La salariée obtient aussi un repositionnement par application des grilles conventionnelle de la convention du bâtiment, une indemnité pour harcèlement moral et pour travail dissimulé.
La société a interjeté appel du jugement du conseil de prud’hommes de Nantes du 13 janvier 2023 qui n’est donc pas définitif.
1) EXPOSE DU LITIGE
Madame X a été engagée par la SAS PBF PROFESSIONNELS DU BATIMENT en qualité de téléprospectrice en contrat de travail à durée déterminée pour accroissement temporaire d’activité du 10 février au 10 avril 2020.

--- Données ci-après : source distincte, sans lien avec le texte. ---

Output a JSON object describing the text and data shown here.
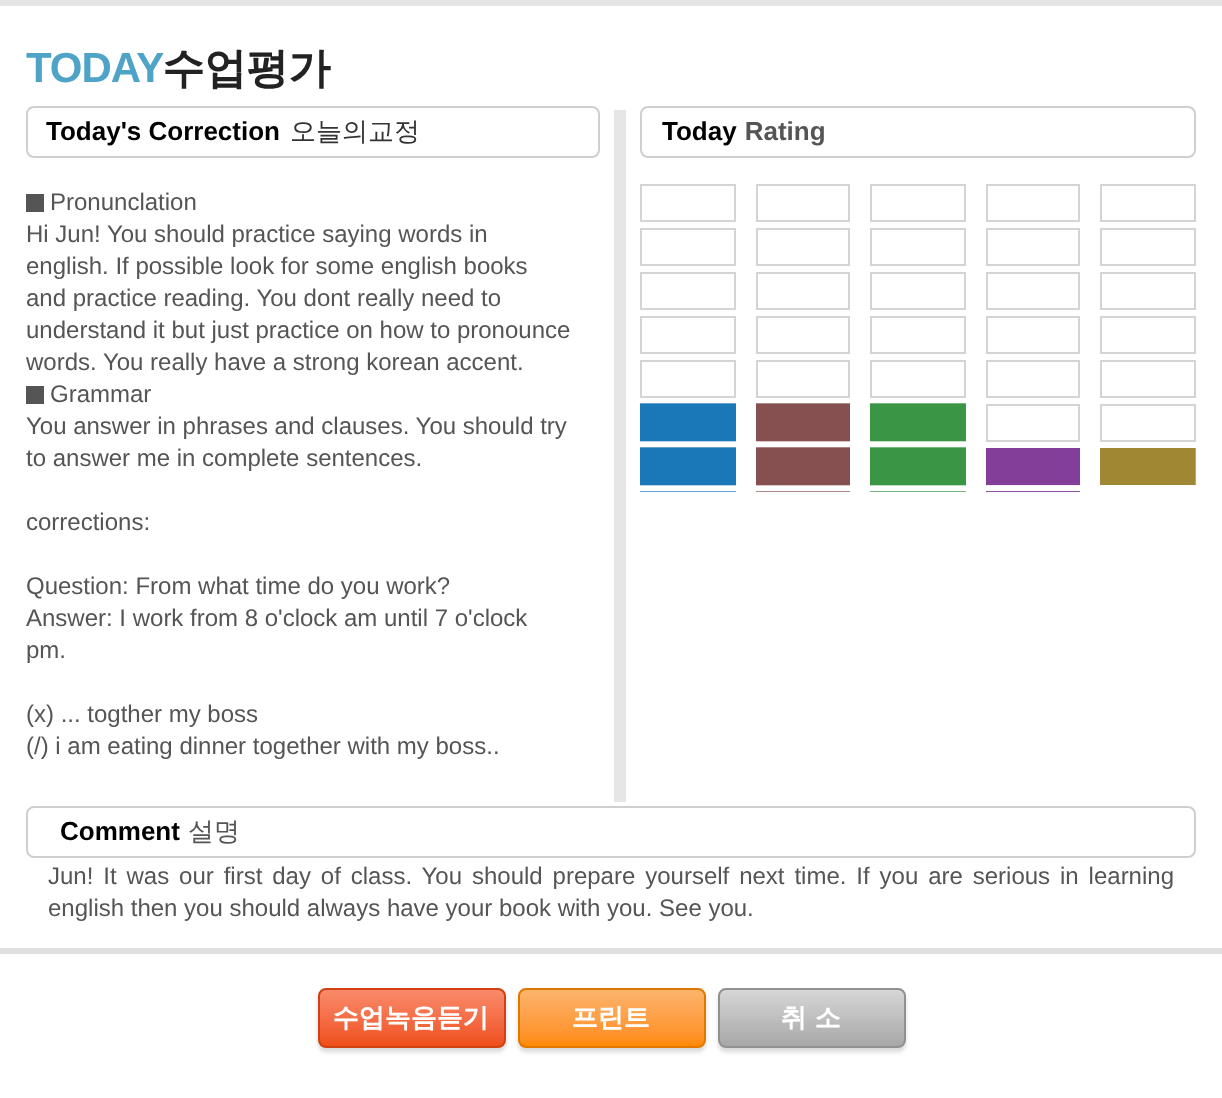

Elle a par la suite été engagée en contrat à durée indéterminé à temps plein le 11 avril 2020 avec pour mission la téléprospection et la prise de rendez-vous clients pour les appels entrants ; la prise de rendez-vous pour les commerciaux des trois sociétés à la cause ; les commandes des fournisseurs ; l’établissement des plannings des techniciens ; le recrutement des intérimaires.
Le 8 août 2022, madame X a sollicité auprès de monsieur Y, président de la société, une rupture conventionnelle pour motif familial que ce dernier a accepté en contrepartie d’un préavis de deux mois, avec une date de sortie prévue au 15 octobre 2022.
Le projet de rupture a été adressé à madame X le 24 août 2022.
Monsieur X aurait ensuite exigé de madame X qu’elle prenne une semaine de congés du 29 août au 2 septembre 2022 afin de solder une partie de ses congés payés, ce qu’elle a fait.
Le 7 septembre, à son retour de congés, madame X a sollicité son employeur pour la signature du formulaire de rupture afin de pouvoir sortir de l’entreprise le 15 octobre. Ce dernier lui a alors répondu souhaiter faire un point le lendemain.
Le 8 septembre 2022, madame X s’est entretenue avec monsieur Y, entretien au cours duquel il lui a annoncé revenir sur leur accord en vue de la rupture conventionnelle, prétextant du coût des indemnités et du fait que madame X aurait exercée une pression sur madame Z pour ses documents.
Madame X a alors fait part à monsieur Y de son désarroi et lui a rappelé leur accord, ce à quoi ce dernier aurait répondu qu’il « s’en foutait » et qu’elle n’avait qu’à démissionner ou se mettre en arrêt.
Le 9 septembre, en arrivant sur son lieu de travail, madame X a constaté qu’elle n’avait plus accès aux fichiers clients de son ordinateur, l’empêchant de réaliser son travail. De même, madame X ne pouvait plus accéder au téléphone pour effectuer les prises de rendez-vous pour les appels entrants ni réaliser les commandes fournisseurs, monsieur Y ayant demandé à madame Y d’effectuer ces tâches.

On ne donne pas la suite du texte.